The declining effectiveness of Islamic State attacks against Iraqi forces in eastern Mosul suggests the militants are starting to run out of resources with the campaign in its third month, a U.S. general told Reuters.
Since the U.S.-backed offensive began on Oct. 17, elite troops have retaken a quarter of the city in the biggest ground operation in Iraq since the 2003 U.S.-led invasion that toppled Saddam Hussein. Prime Minister Haider al-Abadi has said the group will be driven out of the country by April.
The second phase of the campaign, launched last week following nearly a month of deadlock, has pushed Islamic State out of several more areas in eastern Mosul despite fierce resistance. Iraqi forces have yet to enter the west.
"They've got a finite amount of resource that are on the eastern side and the fact that their capability is waning indicates that those resources are starting to dwindle," U.S. Army Major General Joseph Martin, head of ground forces for the U.S.-led coalition fighting Islamic State, told Reuters on Sunday.
"I see the commanders' reporting coming in and I see the exquisiteness of their SVBIED [suicide vehicle borne improvised explosive device] system, the sophistication of their SVBIEDs continuing to get lower and lower, the boom of the different IEDs continuing to have a lower yield - all tell me that the enemy's capacity is diminishing over time. We see that as a positive indicator," he said in a phone interview from Baghdad.

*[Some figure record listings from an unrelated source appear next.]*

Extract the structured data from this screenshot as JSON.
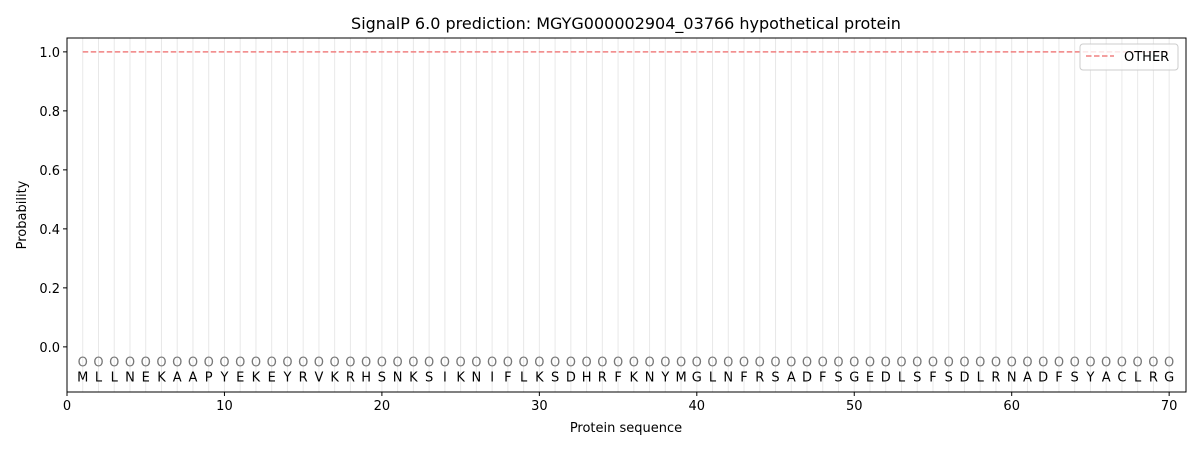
{
  "chart_data": {
    "type": "line",
    "title": "SignalP 6.0 prediction: MGYG000002904_03766 hypothetical protein",
    "xlabel": "Protein sequence",
    "ylabel": "Probability",
    "xlim": [
      0,
      71.07
    ],
    "ylim": [
      -0.153,
      1.047
    ],
    "xticks": [
      0,
      10,
      20,
      30,
      40,
      50,
      60,
      70
    ],
    "yticks": [
      0.0,
      0.2,
      0.4,
      0.6,
      0.8,
      1.0
    ],
    "xtick_labels": [
      "0",
      "10",
      "20",
      "30",
      "40",
      "50",
      "60",
      "70"
    ],
    "ytick_labels": [
      "0.0",
      "0.2",
      "0.4",
      "0.6",
      "0.8",
      "1.0"
    ],
    "grid": "vertical lines at each residue",
    "legend_placement": "top-right",
    "sequence": "MLLNEKAAPYEKEYRVKRHSNKSIKNIFLKSDHRFKNYMGLNFRSADFSGEDLSFSDLRNADFSYACLRG",
    "predicted_labels": "OOOOOOOOOOOOOOOOOOOOOOOOOOOOOOOOOOOOOOOOOOOOOOOOOOOOOOOOOOOOOOOOOOOOOO",
    "series": [
      {
        "name": "OTHER",
        "color": "#f08080",
        "style": "dashed",
        "x_start": 1,
        "x_end": 70,
        "value": 1.0
      }
    ]
  }
}
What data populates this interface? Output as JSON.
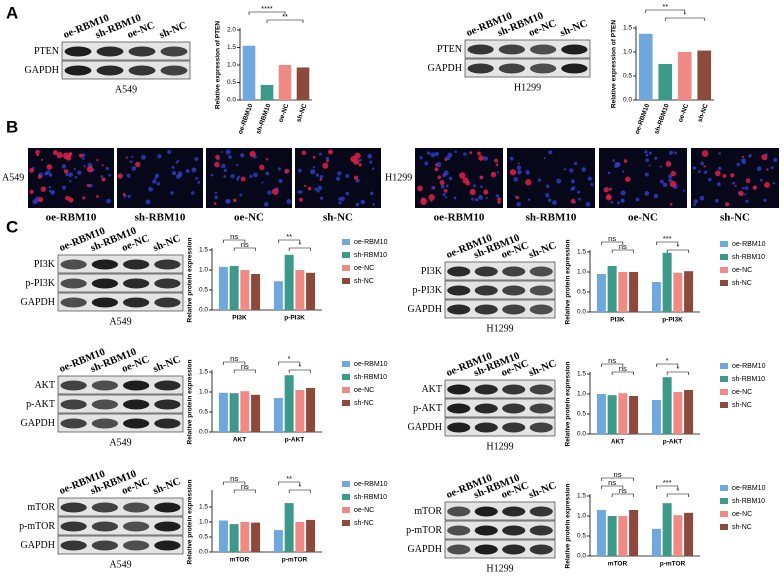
{
  "panel_labels": [
    "A",
    "B",
    "C"
  ],
  "blots": [
    {
      "columns": [
        "oe-RBM10",
        "sh-RBM10",
        "oe-NC",
        "sh-NC"
      ],
      "rows": [
        "PTEN",
        "GAPDH"
      ],
      "caption": "A549"
    },
    {
      "columns": [
        "oe-RBM10",
        "sh-RBM10",
        "oe-NC",
        "sh-NC"
      ],
      "rows": [
        "PTEN",
        "GAPDH"
      ],
      "caption": "H1299"
    },
    {
      "columns": [
        "oe-RBM10",
        "sh-RBM10",
        "oe-NC",
        "sh-NC"
      ],
      "rows": [
        "PI3K",
        "p-PI3K",
        "GAPDH"
      ],
      "caption": "A549"
    },
    {
      "columns": [
        "oe-RBM10",
        "sh-RBM10",
        "oe-NC",
        "sh-NC"
      ],
      "rows": [
        "PI3K",
        "p-PI3K",
        "GAPDH"
      ],
      "caption": "H1299"
    },
    {
      "columns": [
        "oe-RBM10",
        "sh-RBM10",
        "oe-NC",
        "sh-NC"
      ],
      "rows": [
        "AKT",
        "p-AKT",
        "GAPDH"
      ],
      "caption": "A549"
    },
    {
      "columns": [
        "oe-RBM10",
        "sh-RBM10",
        "oe-NC",
        "sh-NC"
      ],
      "rows": [
        "AKT",
        "p-AKT",
        "GAPDH"
      ],
      "caption": "H1299"
    },
    {
      "columns": [
        "oe-RBM10",
        "sh-RBM10",
        "oe-NC",
        "sh-NC"
      ],
      "rows": [
        "mTOR",
        "p-mTOR",
        "GAPDH"
      ],
      "caption": "A549"
    },
    {
      "columns": [
        "oe-RBM10",
        "sh-RBM10",
        "oe-NC",
        "sh-NC"
      ],
      "rows": [
        "mTOR",
        "p-mTOR",
        "GAPDH"
      ],
      "caption": "H1299"
    }
  ],
  "fluorescence": [
    {
      "cell_line": "A549",
      "labels": [
        "oe-RBM10",
        "sh-RBM10",
        "oe-NC",
        "sh-NC"
      ]
    },
    {
      "cell_line": "H1299",
      "labels": [
        "oe-RBM10",
        "sh-RBM10",
        "oe-NC",
        "sh-NC"
      ]
    }
  ],
  "chart_data": [
    {
      "type": "bar",
      "ylabel": "Relative expression of PTEN",
      "categories": [
        "oe-RBM10",
        "sh-RBM10",
        "oe-NC",
        "sh-NC"
      ],
      "values": [
        1.55,
        0.43,
        1.0,
        0.93
      ],
      "colors": [
        "#6fa8dc",
        "#3d9a8b",
        "#f08a84",
        "#8b4a3c"
      ],
      "ylim": [
        0,
        2
      ],
      "yticks": [
        {
          "value": 0,
          "label": "0.0"
        },
        0.5,
        {
          "value": 1,
          "label": "1.0"
        },
        1.5,
        {
          "value": 2,
          "label": "2.0"
        }
      ],
      "annotations": [
        "****",
        "**"
      ]
    },
    {
      "type": "bar",
      "ylabel": "Relative expression of PTEN",
      "categories": [
        "oe-RBM10",
        "sh-RBM10",
        "oe-NC",
        "sh-NC"
      ],
      "values": [
        1.38,
        0.75,
        1.0,
        1.03
      ],
      "colors": [
        "#6fa8dc",
        "#3d9a8b",
        "#f08a84",
        "#8b4a3c"
      ],
      "ylim": [
        0,
        1.5
      ],
      "yticks": [
        {
          "value": 0,
          "label": "0.0"
        },
        0.5,
        {
          "value": 1,
          "label": "1.0"
        },
        1.5
      ],
      "annotations": [
        "**",
        "*"
      ]
    },
    {
      "type": "bar",
      "ylabel": "Relative protein expression",
      "categories": [
        "PI3K",
        "p-PI3K"
      ],
      "series": [
        {
          "name": "oe-RBM10",
          "color": "#6fa8dc",
          "values": [
            1.08,
            0.72
          ]
        },
        {
          "name": "sh-RBM10",
          "color": "#3d9a8b",
          "values": [
            1.1,
            1.38
          ]
        },
        {
          "name": "oe-NC",
          "color": "#f08a84",
          "values": [
            1.0,
            1.0
          ]
        },
        {
          "name": "sh-NC",
          "color": "#8b4a3c",
          "values": [
            0.9,
            0.93
          ]
        }
      ],
      "ylim": [
        0,
        1.5
      ],
      "yticks": [
        {
          "value": 0,
          "label": "0.0"
        },
        0.5,
        {
          "value": 1,
          "label": "1.0"
        },
        1.5
      ],
      "annotations": [
        "ns",
        "ns",
        "**",
        "*"
      ]
    },
    {
      "type": "bar",
      "ylabel": "Relative protein expression",
      "categories": [
        "PI3K",
        "p-PI3K"
      ],
      "series": [
        {
          "name": "oe-RBM10",
          "color": "#6fa8dc",
          "values": [
            0.95,
            0.75
          ]
        },
        {
          "name": "sh-RBM10",
          "color": "#3d9a8b",
          "values": [
            1.15,
            1.48
          ]
        },
        {
          "name": "oe-NC",
          "color": "#f08a84",
          "values": [
            1.0,
            0.98
          ]
        },
        {
          "name": "sh-NC",
          "color": "#8b4a3c",
          "values": [
            1.0,
            1.02
          ]
        }
      ],
      "ylim": [
        0,
        1.5
      ],
      "yticks": [
        {
          "value": 0,
          "label": "0.0"
        },
        0.5,
        {
          "value": 1,
          "label": "1.0"
        },
        1.5
      ],
      "annotations": [
        "ns",
        "ns",
        "***",
        "*"
      ]
    },
    {
      "type": "bar",
      "ylabel": "Relative protein expression",
      "categories": [
        "AKT",
        "p-AKT"
      ],
      "series": [
        {
          "name": "oe-RBM10",
          "color": "#6fa8dc",
          "values": [
            0.98,
            0.85
          ]
        },
        {
          "name": "sh-RBM10",
          "color": "#3d9a8b",
          "values": [
            0.97,
            1.42
          ]
        },
        {
          "name": "oe-NC",
          "color": "#f08a84",
          "values": [
            1.02,
            1.05
          ]
        },
        {
          "name": "sh-NC",
          "color": "#8b4a3c",
          "values": [
            0.93,
            1.1
          ]
        }
      ],
      "ylim": [
        0,
        1.5
      ],
      "yticks": [
        {
          "value": 0,
          "label": "0.0"
        },
        0.5,
        {
          "value": 1,
          "label": "1.0"
        },
        1.5
      ],
      "annotations": [
        "ns",
        "ns",
        "*",
        "*"
      ]
    },
    {
      "type": "bar",
      "ylabel": "Relative protein expression",
      "categories": [
        "AKT",
        "p-AKT"
      ],
      "series": [
        {
          "name": "oe-RBM10",
          "color": "#6fa8dc",
          "values": [
            1.0,
            0.85
          ]
        },
        {
          "name": "sh-RBM10",
          "color": "#3d9a8b",
          "values": [
            0.97,
            1.42
          ]
        },
        {
          "name": "oe-NC",
          "color": "#f08a84",
          "values": [
            1.02,
            1.05
          ]
        },
        {
          "name": "sh-NC",
          "color": "#8b4a3c",
          "values": [
            0.95,
            1.1
          ]
        }
      ],
      "ylim": [
        0,
        1.5
      ],
      "yticks": [
        {
          "value": 0,
          "label": "0.0"
        },
        0.5,
        {
          "value": 1,
          "label": "1.0"
        },
        1.5
      ],
      "annotations": [
        "ns",
        "ns",
        "*",
        "*"
      ]
    },
    {
      "type": "bar",
      "ylabel": "Relative protein expression",
      "categories": [
        "mTOR",
        "p-mTOR"
      ],
      "series": [
        {
          "name": "oe-RBM10",
          "color": "#6fa8dc",
          "values": [
            1.05,
            0.73
          ]
        },
        {
          "name": "sh-RBM10",
          "color": "#3d9a8b",
          "values": [
            0.93,
            1.63
          ]
        },
        {
          "name": "oe-NC",
          "color": "#f08a84",
          "values": [
            1.0,
            1.0
          ]
        },
        {
          "name": "sh-NC",
          "color": "#8b4a3c",
          "values": [
            0.98,
            1.07
          ]
        }
      ],
      "ylim": [
        0,
        2
      ],
      "yticks": [
        {
          "value": 0,
          "label": "0.0"
        },
        0.5,
        {
          "value": 1,
          "label": "1.0"
        },
        1.5
      ],
      "annotations": [
        "ns",
        "ns",
        "**",
        "*"
      ]
    },
    {
      "type": "bar",
      "ylabel": "Relative protein expression",
      "categories": [
        "mTOR",
        "p-mTOR"
      ],
      "series": [
        {
          "name": "oe-RBM10",
          "color": "#6fa8dc",
          "values": [
            1.15,
            0.68
          ]
        },
        {
          "name": "sh-RBM10",
          "color": "#3d9a8b",
          "values": [
            1.0,
            1.32
          ]
        },
        {
          "name": "oe-NC",
          "color": "#f08a84",
          "values": [
            1.0,
            1.02
          ]
        },
        {
          "name": "sh-NC",
          "color": "#8b4a3c",
          "values": [
            1.15,
            1.08
          ]
        }
      ],
      "ylim": [
        0,
        1.5
      ],
      "yticks": [
        {
          "value": 0,
          "label": "0.0"
        },
        0.5,
        {
          "value": 1,
          "label": "1.0"
        },
        1.5
      ],
      "annotations": [
        "ns",
        "ns",
        "ns",
        "***",
        "*"
      ]
    }
  ]
}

Daily suicide attacks and roadside bombs, along with snipers and mortars, have been the most lethal Islamic State tactics in resisting the 100,000-strong Iraqi force.
Despite being pushed back in Mosul, the militants have continued to launch deadly bomb attacks in other parts of the country, including at least twice in the heavily fortified capital Baghdad over the past three days.
An arms monitoring group said last month that the militants had been producing weapons on a scale and sophistication that matched national military forces and had standardized production. The technical precision of their work means it could not be described as "improvised" weapons production, it said in a report.
Martin, who took up his post in mid-November, said it was difficult to know how much ordnance Islamic State has stockpiled in Mosul.
"They've had two years to prepare for this defense and so I don't know how much stuff they have stored inside mosques, inside of schools, inside of hospitals," he said.
The coalition shelled a mortar tube on Sunday located between two schools in eastern Mosul, and last week hit a van carrying Islamic State fighters in a hospital parking lot, possibly incurring civilian casualties.
Martin said the militants were regularly using municipal facilities for military means, including transporting weapons in ambulances.
"As they lose capacity, they never cease to amaze me at the level they will take their despicability. They have done some things during the course of this campaign that I thought, 'It surely can't get any worse than that'," he said.
Urban terrain
The coalition has bombed all five bridges connecting east and west Mosul, forcing Islamic State to transport casualties across the Tigris River by boat.
Along with Iraq's air force, the coalition is striking some militant positions in the west but for now, Martin said, "our focus principally is on the east side."
He said the Mosul campaign was on track, but "in terms of timeline, we're on Iraqi time. This is going to take some time."
Iraqi forces made initial quick advances in outlying towns and villages which Islamic State had mostly emptied of civilians. But progress slowed as they entered built-up areas of Mosul where they must use caution to avoid civilian casualties.
Islamic State has used the terrain to its advantage, concealing car bombs in narrow alleys, posting snipers on tall buildings with civilians on lower floors, and constructing underground tunnels and surface-level passageways between buildings to avoid detection.
Individual fighters have staged attacks in "liberated" areas which Iraqi forces have struggled to clear fully.
Martin compared Mosul to the American city of Philadelphia, with a civilian population of about 1.8 million and almost 3,000 km (1,900 miles) of roads.
"There's in excess of 200,000 buildings," he said. "Let's say that there's six rooms in each building ... That's 1.2 million rooms that they've got to contend with and make sure that are clear. That's 1.2 million rooms that they've got to discriminate between the enemy and the civilians that live there."